The Fragility of the Writing Ego

So before getting your big break and grabbing that brass ring known as publication, there is rejection. And that rejection sucks because each and every one becomes a blow to the ego, which furthers a new author to think "OMG WTF BBQ I SHOULD BURN MAH BOOK NAO!"

Hopefully, this feeling doesn't linger, but the grand accomplishment of having written out 100,000 words does get diminished a little by these blows.

Now here is the fun part: Once you have the brass ring? It ramps up to a whole new level!

Cuz now your work is in the public eye. There's gonna be a lot of people who will come to adore your work, which is terribly ego boosting. Then there will be those who don't love it and that's okay. The odds are against the entire world loving it. The point should be that YOU love it, and if it entertains some people, that's a good day.

I've come to write for me first, the reader second, but this doesn't mean they are exclusive of each other. I try to write being mindful of how others will take it, which is something I think I took away from growing up on Stephen King. He's excellent at hitting the right points in an almost universal way in peoples minds and I'd like to think I do that.

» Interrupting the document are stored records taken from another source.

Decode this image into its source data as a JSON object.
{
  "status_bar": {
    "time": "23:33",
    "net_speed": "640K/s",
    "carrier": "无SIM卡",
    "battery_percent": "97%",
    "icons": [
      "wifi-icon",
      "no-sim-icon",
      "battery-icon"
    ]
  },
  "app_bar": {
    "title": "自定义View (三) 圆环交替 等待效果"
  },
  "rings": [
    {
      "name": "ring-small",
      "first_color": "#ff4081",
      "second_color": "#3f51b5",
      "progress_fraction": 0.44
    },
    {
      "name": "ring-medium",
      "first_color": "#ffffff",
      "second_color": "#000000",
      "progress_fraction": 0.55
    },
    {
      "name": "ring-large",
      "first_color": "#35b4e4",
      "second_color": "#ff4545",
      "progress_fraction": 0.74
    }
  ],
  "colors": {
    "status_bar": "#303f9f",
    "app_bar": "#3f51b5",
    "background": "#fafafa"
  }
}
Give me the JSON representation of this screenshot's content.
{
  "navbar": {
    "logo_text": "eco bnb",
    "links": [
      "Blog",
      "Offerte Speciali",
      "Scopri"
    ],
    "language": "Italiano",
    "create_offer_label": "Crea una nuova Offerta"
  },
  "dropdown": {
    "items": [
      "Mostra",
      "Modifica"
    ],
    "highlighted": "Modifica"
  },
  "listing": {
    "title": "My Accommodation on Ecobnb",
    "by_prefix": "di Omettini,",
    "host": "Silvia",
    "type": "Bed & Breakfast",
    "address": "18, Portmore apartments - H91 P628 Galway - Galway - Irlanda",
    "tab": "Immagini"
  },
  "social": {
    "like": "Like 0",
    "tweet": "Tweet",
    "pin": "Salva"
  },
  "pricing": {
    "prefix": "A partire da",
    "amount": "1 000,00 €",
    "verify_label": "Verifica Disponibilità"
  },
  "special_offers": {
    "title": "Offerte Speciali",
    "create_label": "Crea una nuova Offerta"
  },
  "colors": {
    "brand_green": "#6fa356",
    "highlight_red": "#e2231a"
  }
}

I think the best coping mechanism for dealing with rejection is trusting in the confidence of the people who do like your work or are willing to take a chance on it. They're your target... but listen to your detractors, too. They might be telling you something that you need to here and as I learn every day, there's always something new to learn to better yourself. The writing world has little use for ego, at least for the mindful author.